PathForge is built for Filipino students ages 6 to 15. We treat children's data with extra care under R.A. 10173, NPC Advisory Opinions on minors' personal data, and aligned with international best practices (UN CRC General Comment No. 25).

For learners under 13 years old:

• Account creation requires the consent of a parent or legal guardian, who must provide a verifiable parent/guardian email during signup.
• Parents may request to access, correct, or delete their child's data at any time by emailing privacy@pathforger.app.
• Weekly progress emails are sent to the parent/guardian email on Pro and Family plans.

Universal child-safety measures:

• No ads, no in-app purchases marketed to kids. Subscriptions are sold only to adults via the parent-facing pricing page.
• AI tutor guardrails. ForgeBot is age-tier calibrated. It refuses violence, adult content, drugs/alcohol, self-harm, and any sensitive topic outside school subjects. Sensitive personal topics (mental health, family stress) are gently redirected to trusted adults or PH crisis lines (e.g., NCMH 1553).
• No external links surfaced to kids. The app never sends a learner outside PathForge.
• Friend connections are restricted to learners in the same user mode. There are no DMs, no chat, no group messaging — only friend connections that show shared leaderboard standings.
• No photos, no biometrics, no location data are collected from learners — ever.
• Profiles are private by default. There are no public-facing profile pages.
• Right to be forgotten: a parent or learner can request full account deletion at any time. We remove all personal data within 30 days, except where retention is required by Philippine law.

If you believe a child has signed up without parental consent or if you have any concern about a learner's safety on PathForge, please email privacy@pathforger.app and we will act within 24 hours.

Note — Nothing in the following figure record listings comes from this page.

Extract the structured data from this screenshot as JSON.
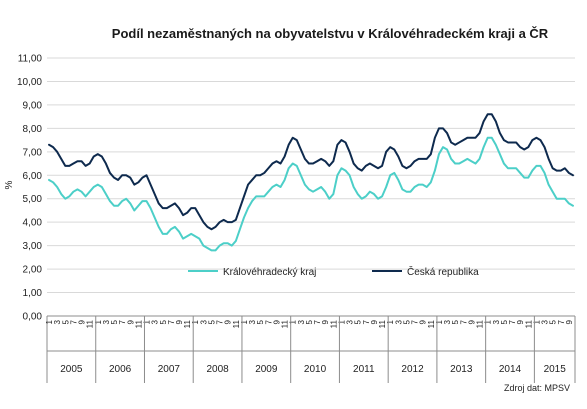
{
  "chart_data": {
    "type": "line",
    "title": "Podíl nezaměstnaných  na obyvatelstvu  v Královéhradeckém  kraji a ČR",
    "ylabel": "%",
    "xlabel": "",
    "ylim": [
      0,
      11
    ],
    "ytick_labels": [
      "0,00",
      "1,00",
      "2,00",
      "3,00",
      "4,00",
      "5,00",
      "6,00",
      "7,00",
      "8,00",
      "9,00",
      "10,00",
      "11,00"
    ],
    "grid": true,
    "legend_position": "bottom-center",
    "month_tick_labels": [
      "1",
      "3",
      "5",
      "7",
      "9",
      "11"
    ],
    "years": [
      "2005",
      "2006",
      "2007",
      "2008",
      "2009",
      "2010",
      "2011",
      "2012",
      "2013",
      "2014",
      "2015"
    ],
    "source": "Zdroj dat: MPSV",
    "series": [
      {
        "name": "Královéhradecký kraj",
        "color": "#4ccfc8",
        "values": [
          5.8,
          5.7,
          5.5,
          5.2,
          5.0,
          5.1,
          5.3,
          5.4,
          5.3,
          5.1,
          5.3,
          5.5,
          5.6,
          5.5,
          5.2,
          4.9,
          4.7,
          4.7,
          4.9,
          5.0,
          4.8,
          4.5,
          4.7,
          4.9,
          4.9,
          4.6,
          4.2,
          3.8,
          3.5,
          3.5,
          3.7,
          3.8,
          3.6,
          3.3,
          3.4,
          3.5,
          3.4,
          3.3,
          3.0,
          2.9,
          2.8,
          2.8,
          3.0,
          3.1,
          3.1,
          3.0,
          3.2,
          3.7,
          4.2,
          4.6,
          4.9,
          5.1,
          5.1,
          5.1,
          5.3,
          5.5,
          5.6,
          5.5,
          5.8,
          6.3,
          6.5,
          6.4,
          6.0,
          5.6,
          5.4,
          5.3,
          5.4,
          5.5,
          5.3,
          5.0,
          5.2,
          6.0,
          6.3,
          6.2,
          6.0,
          5.5,
          5.2,
          5.0,
          5.1,
          5.3,
          5.2,
          5.0,
          5.1,
          5.5,
          6.0,
          6.1,
          5.8,
          5.4,
          5.3,
          5.3,
          5.5,
          5.6,
          5.6,
          5.5,
          5.7,
          6.2,
          6.9,
          7.2,
          7.1,
          6.7,
          6.5,
          6.5,
          6.6,
          6.7,
          6.6,
          6.5,
          6.7,
          7.2,
          7.6,
          7.6,
          7.3,
          6.9,
          6.5,
          6.3,
          6.3,
          6.3,
          6.1,
          5.9,
          5.9,
          6.2,
          6.4,
          6.4,
          6.1,
          5.6,
          5.3,
          5.0,
          5.0,
          5.0,
          4.8,
          4.7
        ]
      },
      {
        "name": "Česká republika",
        "color": "#0e2a4e",
        "values": [
          7.3,
          7.2,
          7.0,
          6.7,
          6.4,
          6.4,
          6.5,
          6.6,
          6.6,
          6.4,
          6.5,
          6.8,
          6.9,
          6.8,
          6.5,
          6.1,
          5.9,
          5.8,
          6.0,
          6.0,
          5.9,
          5.6,
          5.7,
          5.9,
          6.0,
          5.6,
          5.2,
          4.8,
          4.6,
          4.6,
          4.7,
          4.8,
          4.6,
          4.3,
          4.4,
          4.6,
          4.6,
          4.3,
          4.0,
          3.8,
          3.7,
          3.8,
          4.0,
          4.1,
          4.0,
          4.0,
          4.1,
          4.6,
          5.1,
          5.6,
          5.8,
          6.0,
          6.0,
          6.1,
          6.3,
          6.5,
          6.6,
          6.5,
          6.8,
          7.3,
          7.6,
          7.5,
          7.1,
          6.7,
          6.5,
          6.5,
          6.6,
          6.7,
          6.6,
          6.4,
          6.6,
          7.3,
          7.5,
          7.4,
          7.0,
          6.5,
          6.3,
          6.2,
          6.4,
          6.5,
          6.4,
          6.3,
          6.4,
          7.0,
          7.2,
          7.1,
          6.8,
          6.4,
          6.3,
          6.4,
          6.6,
          6.7,
          6.7,
          6.7,
          6.9,
          7.6,
          8.0,
          8.0,
          7.8,
          7.4,
          7.3,
          7.4,
          7.5,
          7.6,
          7.6,
          7.6,
          7.8,
          8.3,
          8.6,
          8.6,
          8.3,
          7.8,
          7.5,
          7.4,
          7.4,
          7.4,
          7.2,
          7.1,
          7.2,
          7.5,
          7.6,
          7.5,
          7.2,
          6.7,
          6.3,
          6.2,
          6.2,
          6.3,
          6.1,
          6.0
        ]
      }
    ]
  }
}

We use essential cookies (for authentication and session management) and anonymized analytics cookies. See our Cookie Policy for full details and your choices.

We may update this Privacy Policy from time to time. Material changes will be communicated via email or in-app notification at least fourteen (14) days before taking effect. The "Last updated" date at the top of this page reflects the latest revision.

For any questions, concerns, or requests regarding your personal data, contact our Data Protection Officer:

If you are unsatisfied with our response, you may lodge a complaint with the National Privacy Commission (NPC).